Yes definitely! There many ways to do it but my favourite has to be Kuratowski's encoding of the ordered pair. And you can use that ordered pair to make ordered sets.

No, it's definitely not ALL of it. You could go from the Complex set (2-dimensional numbers) to the Quaternions (4-dimensional numbers), or from numbers to matrix algebra. These are just the most common and useful examples. But you could invent your own fancy algebra with its sets and rules. If it is logically consistent, it's as valid as the Natural numbers.

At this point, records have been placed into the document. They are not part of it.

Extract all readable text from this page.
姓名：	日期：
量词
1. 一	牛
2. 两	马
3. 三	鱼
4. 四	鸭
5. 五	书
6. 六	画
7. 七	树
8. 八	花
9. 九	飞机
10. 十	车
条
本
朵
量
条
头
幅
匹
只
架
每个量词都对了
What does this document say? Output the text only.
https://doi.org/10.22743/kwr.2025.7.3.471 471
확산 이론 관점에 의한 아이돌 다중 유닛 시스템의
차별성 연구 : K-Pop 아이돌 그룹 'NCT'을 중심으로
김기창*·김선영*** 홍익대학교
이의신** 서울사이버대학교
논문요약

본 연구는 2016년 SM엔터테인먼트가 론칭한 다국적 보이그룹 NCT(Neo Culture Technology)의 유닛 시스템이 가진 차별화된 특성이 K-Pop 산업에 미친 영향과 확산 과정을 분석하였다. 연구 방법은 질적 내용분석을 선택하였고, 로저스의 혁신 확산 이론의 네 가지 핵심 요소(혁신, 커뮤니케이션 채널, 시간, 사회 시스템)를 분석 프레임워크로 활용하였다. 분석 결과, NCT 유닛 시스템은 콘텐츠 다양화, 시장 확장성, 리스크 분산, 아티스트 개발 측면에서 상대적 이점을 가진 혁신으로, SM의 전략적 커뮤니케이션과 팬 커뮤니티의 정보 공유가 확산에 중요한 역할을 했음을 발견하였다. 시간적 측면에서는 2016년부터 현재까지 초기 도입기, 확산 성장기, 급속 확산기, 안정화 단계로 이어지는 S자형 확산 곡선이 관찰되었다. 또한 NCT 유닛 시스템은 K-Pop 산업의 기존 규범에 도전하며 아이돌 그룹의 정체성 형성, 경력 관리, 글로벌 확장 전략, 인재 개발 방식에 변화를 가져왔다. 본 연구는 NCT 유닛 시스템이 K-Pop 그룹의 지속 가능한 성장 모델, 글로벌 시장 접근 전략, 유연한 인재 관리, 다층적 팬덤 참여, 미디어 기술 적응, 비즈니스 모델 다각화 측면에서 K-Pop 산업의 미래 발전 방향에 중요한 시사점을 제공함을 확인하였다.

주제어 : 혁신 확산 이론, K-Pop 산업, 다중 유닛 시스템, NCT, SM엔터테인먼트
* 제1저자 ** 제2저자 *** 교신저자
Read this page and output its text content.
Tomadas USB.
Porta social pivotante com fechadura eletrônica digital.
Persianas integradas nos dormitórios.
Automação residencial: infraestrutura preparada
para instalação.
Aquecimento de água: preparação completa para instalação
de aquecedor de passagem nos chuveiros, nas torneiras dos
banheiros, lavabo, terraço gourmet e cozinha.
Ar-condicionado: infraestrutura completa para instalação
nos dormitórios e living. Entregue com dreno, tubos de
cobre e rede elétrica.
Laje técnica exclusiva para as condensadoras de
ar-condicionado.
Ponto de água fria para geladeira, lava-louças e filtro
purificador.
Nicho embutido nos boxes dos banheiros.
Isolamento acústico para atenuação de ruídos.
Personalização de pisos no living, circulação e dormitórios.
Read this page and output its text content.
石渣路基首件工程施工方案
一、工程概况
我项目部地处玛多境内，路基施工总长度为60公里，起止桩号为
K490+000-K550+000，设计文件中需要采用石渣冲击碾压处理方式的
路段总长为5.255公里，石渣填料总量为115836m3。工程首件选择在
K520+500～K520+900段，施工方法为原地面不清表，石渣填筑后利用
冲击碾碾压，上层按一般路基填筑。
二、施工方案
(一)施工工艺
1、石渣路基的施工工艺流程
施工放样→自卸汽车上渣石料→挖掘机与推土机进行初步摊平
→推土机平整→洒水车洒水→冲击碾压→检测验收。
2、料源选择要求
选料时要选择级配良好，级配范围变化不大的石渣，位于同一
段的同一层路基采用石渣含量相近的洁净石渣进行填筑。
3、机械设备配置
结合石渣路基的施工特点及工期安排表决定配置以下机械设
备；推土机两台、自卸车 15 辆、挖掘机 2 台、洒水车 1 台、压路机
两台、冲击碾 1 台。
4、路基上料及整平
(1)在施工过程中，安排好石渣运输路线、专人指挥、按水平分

I imagine it wasn't included because it wasn't really the point of the video and would've taken a while, but I can give it a go if you want:
Once you define the natural numbers, you can define addition on them. Then, integers can be defined as pairs of natural numbers (a, b) with the understanding that (a, b) is equivalent to (c, d) if a+d = b+c. (This is what was included in the video.) (a, b) is easily interpreted as "a minus b".
Once you define the integers, you can define multiplication on them. (The details of this aren't really important, but if you're curious I can explain it too.) Then, rational numbers are defined as pairs of INTEGERS (i, j) with the understanding that (i, j) is equivalent to (k, l) if i*l = j*k, and where neither j nor l are allowed to be the integer 0. Here, (i, j) can be interpreted as "i divided by j".
The reals are more difficult. First you need to define the concept of the equivalence of limits of infinite sequences of rational numbers - you can use an epsilon-delta style definition, where a sequence u_0, u_1, u_2, u_3... has the same limit as v_0, v_1, v_2, v_3... if u_0-v_0, u_1-v_1, u_2-v_2, u_3-v_3... etc. limits to the rational number 0.
Formally, it can be done in the following way: The above sequence limits to the rational number 0 if for every rational number e>0, there exists a natural number N such that for each natural number M>N, the rational number (u_M - v_M) * (u_M - v_M) < e (i.e. the square of the differences of the Mth terms of the sequences is less than e). Less formally, that means that 'if you go far enough along the sequences, the two sequences get arbitrarily close to one another and stay there'.
Now we're ready to define the reals. The reals can be defined as INFINITE SEQUENCES of RATIONAL numbers (x_0, x_1, x_2, x_3...) with the understanding that (x_0, x_1, x_2, x_3...) is equivalent to (y_0, y_1, y_2, y_3...) if the two sequences have the same limit.
Once you've got reals, complexes are easy. Just define the complex numbers as pairs of real numbers (x, y). Addition of complex numbers is defined as (x, y) + (z, w) = (x+z, y+w), and multiplication is (x, y) * (z, w) = (x*z - y*w, y*z + x*w).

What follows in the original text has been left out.